Marine fishery is estimated to have a potential of between 150,000 to 300,000 Metric Tonnes per year, with an annual value of over Ksh 7.5 Billion.
However, Kenya faces a number of challenges in the fisheries subsector with Low investment in deep-sea fishing, Inadequate manpower and skills in the subsector, Inadequate Fisheries, Monitoring, Control and Surveillance.
Agriculture , Livestock , Fisheries and Cooperatives, Cabinet Secretary Peter Munya said that the absence of a substantive local investment in deep-sea fishing means that mainly Distance Water Fishing Nations (DWFNs) exploit the Exclusive Economic Zone (EEZ) fishery limit in accordance with the UN Convention on the Law of the Sea
In a speech read on his behalf by the state department for fisheries, aquaculture and blue economy Principal Secretary Prof. Micheni Ntiba, during validation meeting on draft marine and inland fisheries regulations in Nairobi, the CS said that Kenya has put in place an appropriate policy and legal framework that includes Revision of the National Oceans and Fisheries Policy.
“Kenya has further ratified the Port State Measures Agreement (PSMA) 2009 to prevent, deter and eliminate illegal, unreported and unregulated fishing in August 2017 according to adoption and ratification of International Agreements and Protocols”, he said .
He noted that the establishment of the Coast guards is government’s commitment to ensure that illegal activities in fishing and fisheries related crimes are rooted out. “We must join hands to ensure sustainability of the resources and livelihoods of the people of Kenya”
The Government, Munya said has further applied to extend the boundary to 350 nautical miles limit for exploitation of bottom ocean seabed resources as this will present Kenya with an enormous maritime area with a huge potential to contribute to the socio-economic development of its citizens
The government through the Ministry , the CS confirmed has rolled out several initiatives to ensure sustainable exploitation of the fisheries resources and they include development and refurbishment of five landing sites namely Gazi, Kibuyuni, Kichwa Cha Kati, Vanga and Ngomeni as well as gazettement of the Liwatoni Fishing Port, and construction of two fish markets in the Coastal region.
The government has gone ahead and also trained local fishermen on deep sea fishing technology, Value addition technology for Sea Weed farmers and is in the process of procuring fishing gears and boats for local fishermen who also have been capacitated to go beyond the barrier reef for fishing expeditions.
He noted that the National stakeholders’ Validation forum will improve and firm up on the proposals in the Draft Marine and Inland Fisheries Regulations.
Principal Secretary in the State Department of Fisheries, Prof.

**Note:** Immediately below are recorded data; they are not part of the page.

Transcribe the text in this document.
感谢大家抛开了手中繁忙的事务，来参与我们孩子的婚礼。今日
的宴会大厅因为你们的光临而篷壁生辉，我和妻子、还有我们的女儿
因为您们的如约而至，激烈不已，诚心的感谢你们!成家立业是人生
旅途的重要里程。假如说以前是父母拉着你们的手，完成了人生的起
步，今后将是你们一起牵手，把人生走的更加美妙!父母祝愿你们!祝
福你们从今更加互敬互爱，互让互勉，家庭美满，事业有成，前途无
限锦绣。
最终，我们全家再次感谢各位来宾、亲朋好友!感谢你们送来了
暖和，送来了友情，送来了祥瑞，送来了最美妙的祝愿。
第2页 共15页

Micheni Ntiba said the sea is quite deep and wide and therefore there is need to develop the capability and investing in getting better vessels which he clarified are not so cheap.
“We also need to be able to police the waters to prevent foreigners from entering our territory and fishing even without giving us data”, he said noting that we have an unexploited stock of over 300,000 metric tonnes in our seas.
He confirmed that the country now is dealing with a situation where we need to retain our Nile perch fish by catching them more than 85 centimeters long and also not smaller than 50 centimeters
“We need to retain the big ones since they lay big eggs and their big larvaes survive better and that is where our bank is. If we are unable to control the retaining of big Nile perches and our fisheries collapses, it will take a long period for reestablishment “, Prof Ntiba said
The PS said that the country wants tio increase productivity of fish in order to make it cheaper and affordable by Kenyans . The strategy is selling our fish at premium prices and also buy cheaply in the markets.
Chair County Executive Committee Member (CECM) Caucus of Agriculture Mary Nzomo said the potential of the fisheries sub-sector in the economy in regards to employment creation food and nutrition security is enormous yet untapped.
“Despite accounting for only about 0.5 percent of the GDP, fisheries sector creates employment to more than 2 million Kenyans via fishing, boat building, equipment repair, fish processing and support activities”, she said .
In 2013, Nzomo explained that the marine fishing had an annual fish potential of Ksh 90 billion but only 2.3 billion was realized and therefore this shows the latent potential of the sub sector that is waiting to be tapped..
The subsector, she noted is key in achieving the development goals laid out in the agriculture sector transformation and growth strategy , big four agenda, vision 2030 and the SDGs..
“It’s therefore worrying to note that a lot of emphasis has been put towards developing other subsectors leaving behind fisheries which is as important in transforming this country”, she said .
The CEC said the formulation of the regulations is timely in enabling the national and county governments to realize the underlying potential of the sub sector thus enabling the country to capitalize on blue economy.
“Counties have a direct role in promoting fishing as one of the local economic activities. But government at national level need to help counties in sustenance of fisheries activities as they put the necessary laws and regulations in place”, she said.
Nzomo added that all counties in this country have potential , and with water resources protected and tapped fish farming promotion can be done across s every corner in this country.